Pernyataan Majelis Ulama Indonesia (MUI) terkait kasus penistaan Al-Qur’an yang melibatkan Gubernur Jakarta Basuki Tjahaya Purnama atau Ahok dituding oleh beberapa pihak sebagai bentuk praktik politik praktis.
Menanggapi hal tersebut, Juru Bicara Hizbut Tahrir Indonesia Muhammad Ismail Yusanto mengatakan tudingan yang ditujukan kepada MUI adalah bentuk pendiskreditan terhadap lembaga tersebut.

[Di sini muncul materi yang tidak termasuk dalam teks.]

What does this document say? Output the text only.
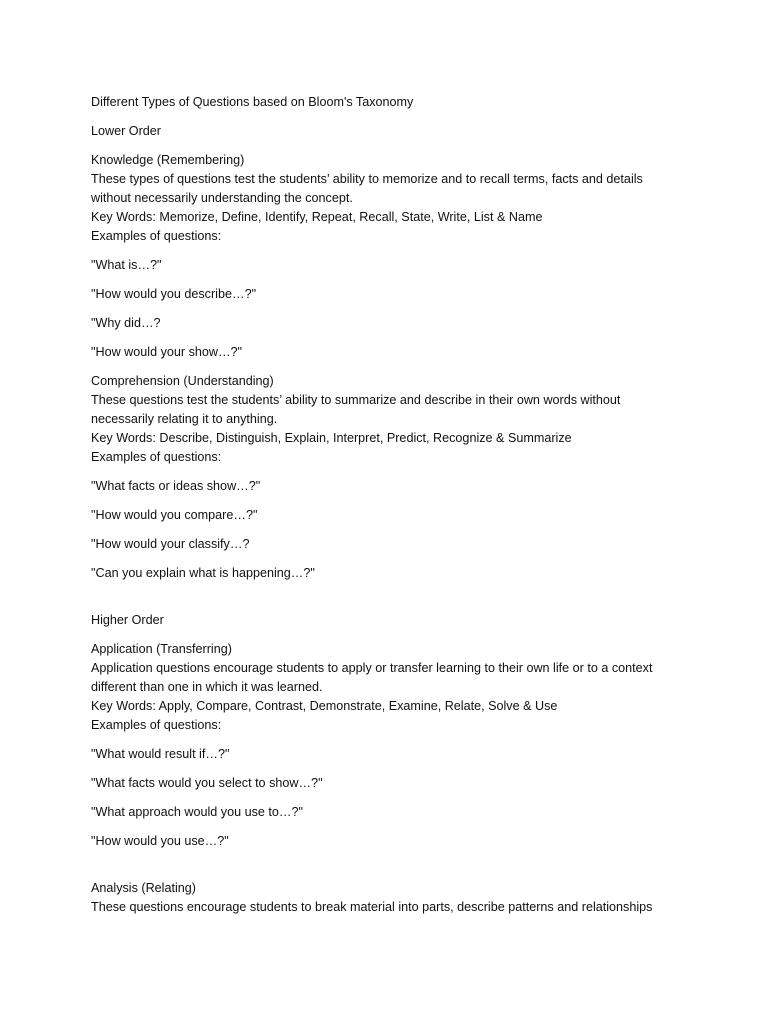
Different Types of Questions based on Bloom's Taxonomy
Lower Order
Knowledge (Remembering)
These types of questions test the students’ ability to memorize and to recall terms, facts and details
without necessarily understanding the concept.
Key Words: Memorize, Define, Identify, Repeat, Recall, State, Write, List & Name
Examples of questions:
"What is…?"
"How would you describe…?"
"Why did…?
"How would your show…?"
Comprehension (Understanding)
These questions test the students’ ability to summarize and describe in their own words without
necessarily relating it to anything.
Key Words: Describe, Distinguish, Explain, Interpret, Predict, Recognize & Summarize
Examples of questions:
"What facts or ideas show…?"
"How would you compare…?"
"How would your classify…?
"Can you explain what is happening…?"
Higher Order
Application (Transferring)
Application questions encourage students to apply or transfer learning to their own life or to a context
different than one in which it was learned.
Key Words: Apply, Compare, Contrast, Demonstrate, Examine, Relate, Solve & Use
Examples of questions:
"What would result if…?"
"What facts would you select to show…?"
"What approach would you use to…?"
"How would you use…?"
Analysis (Relating)
These questions encourage students to break material into parts, describe patterns and relationships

“mereka tidak bisa lagi mempersoalkan apa yang dikatakan oleh MUI dalam pernyataannya, maka kemudian yang mereka lakukan adalah mendiskreditkan lembaga MUI” ungkap Ismail kepada mediaumat,com.
Upaya pendiskreditan itu menurut Ismail bertujuan mengurangi kepercayaan masyarakat terhadap lembaga Islam itu, ”ketika dianggap lembaga yang tidak dipercaya, maka mereka berharap apa yang dikatakan MUI juga tidak bisa dipercaya” jelasnya.
Ismail juga menjelaskan timbulnya tuduhan-tuduhan lain terhadap MUI seperti dana laporan, lalu menyinggung dana sertifikasi halal adalah bentuk ketidakmampuan beberapa pihak yang tidak bisa lagi menyangkal bahwa Ahok memang menistakan Al-Qur’an.
Ketika MUI mengeluarkan pernyataan mengenai kasus Ahok, Ismail menilai tindakan itu memang tugas dari Majelis Ulama Indonesia “apa yang dikatakan oleh Ahok itu jelas sekali itu penistaan terhadap Al Qur’an dan ulama, jadi menjadi kewajiban majelis ulama untuk mengeluarkan pendapat” katanya.
Lalu Ismail menegaskan bahwa itu adalah bentuk melindungi umat Islam yang sudah menjadi tugas dari MUI “sesuai fungsinya himayatul umat” tegasnya.
Tindakan itu juga dilandasi karena Ahok telah masuk kedalam area yang bukan untuk Ahok, yaitu area agama Islam
“Dia telah masuk ke area MUI , area agama islam, bicara tentang quran tafsir quran segala macam, jadi seharusnya yang disalahkan itu Ahok bukan MUI, mereka kan merespon apa yang dikatakan oleh Ahok” kata Ismail.
Jadi tindakan yang dilakukan MUI dinilai Ismail bukan politik praktis, karena bukan dalam rangka dukung-mendukung dalam pilkada. (mediaumat.com, 21/10/2016)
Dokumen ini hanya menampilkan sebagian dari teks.